Wednesday, May 29, 2013
As a non-small cell lung cancer survivor, stage IV, 52 months post -diagnosis, I am no longer living within the margins, I am living outside of them. Therefore, since trouble has already found me, I am officially not looking for trouble anymore. To that end (“end,” wrong choice of words; let’s use “point” instead), to that point, I am an exceptionally compliant patient. I take my pills as directed. Complete my regular and recurring lab work as instructed. Am on time to my diagnostic scans. Arrive early for my medical appointments. Have proper identification in hand – when asked, and other than stubbornly and stupidly neglecting to mail a fecal sample in the self-addressed, postage paid envelope provided for such tasks, have been an extremely cooperative and accommodating patient. My reward? Living is the best reward; and for a characterized-as-terminal, late-stage lung cancer patient, living is so much better than dying – so far as we know anyway. (And since there are no guarantees about what happens when we die, I’d just as soon wait my turn and put off finding out with certainty for as long as possible.)
In addition to my exemplary patient behavior/attendance, I have also made numerous changes to my diet – and to a lesser degree, lifestyle, to likewise give myself every opportunity to “Arrive Alive,” (and not just in Maryland) and see how this life actually is lived. I’d just as soon get my year’s worth, and by my calculation, 58 years (how old I am at this writing), just doesn’t cut it when you consider the average life expectancy for a male age 58 is 79 years, give or take (I’d rather give), according to various “actuarially-driven” sites available online. I don’t think I’m asking too much. I’m not asking for a pony or long life; just a typical life. Unfortunately “typical” might be more statistical than realistic – at least for someone with an incurable disease, which was how my oncologist originally described my lung cancer diagnosis.
Respecting the facts and the statistics AND the “terminalness” of my diagnosis; presuming that bad things don’t/won’t happen to good people didn’t seem a prudent course of inaction and hardly a convincing rationalization that meant somehow I would survive. Cancer is an equal-opportunity and indiscriminate destroyer of lives.
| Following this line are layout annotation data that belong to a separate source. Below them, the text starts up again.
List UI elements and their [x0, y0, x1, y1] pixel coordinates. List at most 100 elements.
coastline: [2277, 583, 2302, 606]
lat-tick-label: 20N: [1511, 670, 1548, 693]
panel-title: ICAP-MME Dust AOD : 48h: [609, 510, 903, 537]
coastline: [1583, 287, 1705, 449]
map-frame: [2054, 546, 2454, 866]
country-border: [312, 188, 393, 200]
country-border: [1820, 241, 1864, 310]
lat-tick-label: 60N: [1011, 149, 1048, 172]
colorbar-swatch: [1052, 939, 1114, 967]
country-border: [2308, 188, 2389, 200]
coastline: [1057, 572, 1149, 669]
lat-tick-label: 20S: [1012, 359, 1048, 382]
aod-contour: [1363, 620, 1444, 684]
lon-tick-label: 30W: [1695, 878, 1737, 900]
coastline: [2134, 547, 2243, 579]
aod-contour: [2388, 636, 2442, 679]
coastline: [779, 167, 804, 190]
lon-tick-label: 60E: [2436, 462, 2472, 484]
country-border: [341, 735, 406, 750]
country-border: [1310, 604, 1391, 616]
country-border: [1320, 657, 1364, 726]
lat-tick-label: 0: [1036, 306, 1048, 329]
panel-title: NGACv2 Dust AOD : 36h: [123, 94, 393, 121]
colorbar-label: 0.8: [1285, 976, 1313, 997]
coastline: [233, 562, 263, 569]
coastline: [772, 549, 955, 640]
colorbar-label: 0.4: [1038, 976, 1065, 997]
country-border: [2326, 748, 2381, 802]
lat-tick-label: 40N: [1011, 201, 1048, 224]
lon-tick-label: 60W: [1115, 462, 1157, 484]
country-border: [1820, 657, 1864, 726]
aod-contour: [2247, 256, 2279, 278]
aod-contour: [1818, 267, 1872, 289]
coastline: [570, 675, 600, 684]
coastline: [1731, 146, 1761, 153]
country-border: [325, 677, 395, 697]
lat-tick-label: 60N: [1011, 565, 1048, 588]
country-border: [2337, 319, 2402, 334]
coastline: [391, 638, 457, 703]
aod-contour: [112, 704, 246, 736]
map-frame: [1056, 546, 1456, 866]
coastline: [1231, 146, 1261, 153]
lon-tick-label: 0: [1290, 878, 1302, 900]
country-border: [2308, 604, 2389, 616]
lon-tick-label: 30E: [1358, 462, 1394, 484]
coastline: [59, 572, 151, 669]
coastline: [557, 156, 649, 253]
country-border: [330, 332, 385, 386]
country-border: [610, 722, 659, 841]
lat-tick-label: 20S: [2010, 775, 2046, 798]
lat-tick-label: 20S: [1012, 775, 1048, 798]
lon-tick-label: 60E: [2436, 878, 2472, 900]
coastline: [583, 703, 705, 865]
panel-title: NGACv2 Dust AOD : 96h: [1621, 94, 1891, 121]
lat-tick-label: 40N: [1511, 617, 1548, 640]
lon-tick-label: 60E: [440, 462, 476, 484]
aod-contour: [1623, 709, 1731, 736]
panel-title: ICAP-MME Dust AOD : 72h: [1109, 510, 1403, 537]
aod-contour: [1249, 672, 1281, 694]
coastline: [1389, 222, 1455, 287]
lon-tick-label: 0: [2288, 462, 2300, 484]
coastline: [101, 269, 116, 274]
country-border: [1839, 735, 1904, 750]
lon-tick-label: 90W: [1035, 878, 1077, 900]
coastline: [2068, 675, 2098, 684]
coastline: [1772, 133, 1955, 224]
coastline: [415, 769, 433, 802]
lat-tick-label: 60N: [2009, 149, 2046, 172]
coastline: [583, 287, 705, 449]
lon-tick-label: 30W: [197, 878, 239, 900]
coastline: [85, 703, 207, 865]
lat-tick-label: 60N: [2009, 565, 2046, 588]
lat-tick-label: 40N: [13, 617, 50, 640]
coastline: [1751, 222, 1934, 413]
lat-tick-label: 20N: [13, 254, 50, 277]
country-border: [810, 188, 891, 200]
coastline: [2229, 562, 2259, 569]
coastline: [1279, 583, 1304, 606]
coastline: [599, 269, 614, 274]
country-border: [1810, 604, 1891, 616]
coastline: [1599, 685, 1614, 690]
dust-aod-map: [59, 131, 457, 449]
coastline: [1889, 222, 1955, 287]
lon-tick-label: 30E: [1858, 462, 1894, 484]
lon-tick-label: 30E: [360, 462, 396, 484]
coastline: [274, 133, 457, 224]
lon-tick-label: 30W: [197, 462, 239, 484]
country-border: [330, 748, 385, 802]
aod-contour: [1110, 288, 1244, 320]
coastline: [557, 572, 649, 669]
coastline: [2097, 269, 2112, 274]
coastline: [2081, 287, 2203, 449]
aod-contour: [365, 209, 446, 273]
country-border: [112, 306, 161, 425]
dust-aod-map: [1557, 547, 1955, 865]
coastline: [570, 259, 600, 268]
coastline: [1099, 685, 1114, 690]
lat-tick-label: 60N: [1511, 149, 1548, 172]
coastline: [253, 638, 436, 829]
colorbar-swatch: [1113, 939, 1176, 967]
Thinking (hoping, really) that luck would somehow keep me alive in this fight seemed naive at best and delusional at worst. Proactive and persistent participation in my own care and ongoing survival seemed the only logical approach.
Death happens by itself. Life is about doing everything you reasonably can to prevent that inevitability. The journey is certainly one fraught with danger. Emotional and physical challenges are the norm and surviving them requires a type of vim and vigor not in great supply. Cancer will not go down – or be held in abeyance, without a serious fight. For me, it’s not about winning, and it’s definitely not about whining, it’s simply about getting my share; and dying at age 58 is not what I consider “getting my share.”
If I want to live longer and prosper, I have to treat cancer respectfully, but as nothing more than an inconvenience. And even though I may have received a bit of a bad break (considering my family history; no cancer, normal life expectancy), woe is not me. My life is in my hands and I’m responsible for it. I may not have the margin for error that I once did, but it doesn’t mean there isn’t room to maneuver.